The plan has already run into controversy, as two out of the three primary contractors hired to help manage the potential deal were found to have ties to the state’s Transportation Secretary. In St. Louis, Missouri, a local billionaire, Rex Sinquefield, is bankrolling a city government-sponsored process to study the privatization of St. Louis Lambert International Airport. This, despite the airport experiencing yet another year of passenger growth in 2018 and bringing in millions of dollars in annual revenue. It turns out Sinquefield, a private equity investor, has substantial investments in one of the three firms expected to bid on the public-private partnership if the city decides to move forward.
Yet, outside of the United States, the deals are starting to lose their luster. Conservatives in Britain recently abandoned signing new public-private partnerships altogether. They could no longer boast about “innovation,” “efficiency” and “improved service.” The facts were too powerful to cover up. Since 1992, public-private partnerships signed by the United Kingdom have yielded infrastructure valued at more than $71 billion. Yet, taxpayers will pay more than five times that amount under the terms of the contracts used to build this infrastructure.
The evidence is in. Public-private partnerships are more expensive than traditional public investment, tend towards being secretive and undemocratic, often limit public decision-making and — like all privatization schemes — outsource good, stable public jobs.
Congressional Democrats must continue to hold the line if the Trump administration resumes its push for a combination of infrastructure spending cuts and federal subsidies for private investment. In no way should they entertain Republican ideas like asset recycling, in which Washington incentivizes state and local governments that sell off infrastructure. At the same time, they must demand direct public investment paid for with higher taxes on corporations and the wealthy.
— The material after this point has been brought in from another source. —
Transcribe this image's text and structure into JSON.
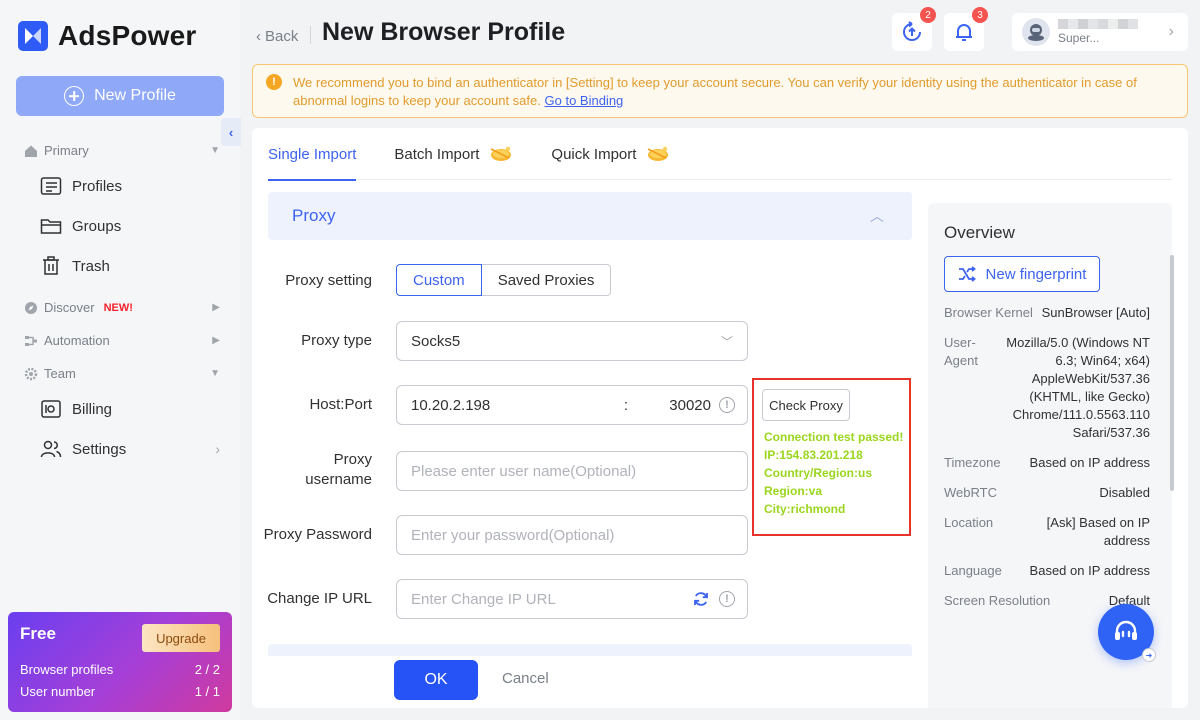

It’s a tough spot — but holding out will prove worth it in the long run. Not only does much of the public support more federal spending on infrastructure and less privatization, but popular opinion is starting to shift in support of higher taxes on corporations and the wealthy. Holding Republicans accountable for starving America’s infrastructure while building the case for more federal spending will help build momentum for when Democrats regain the reins of power.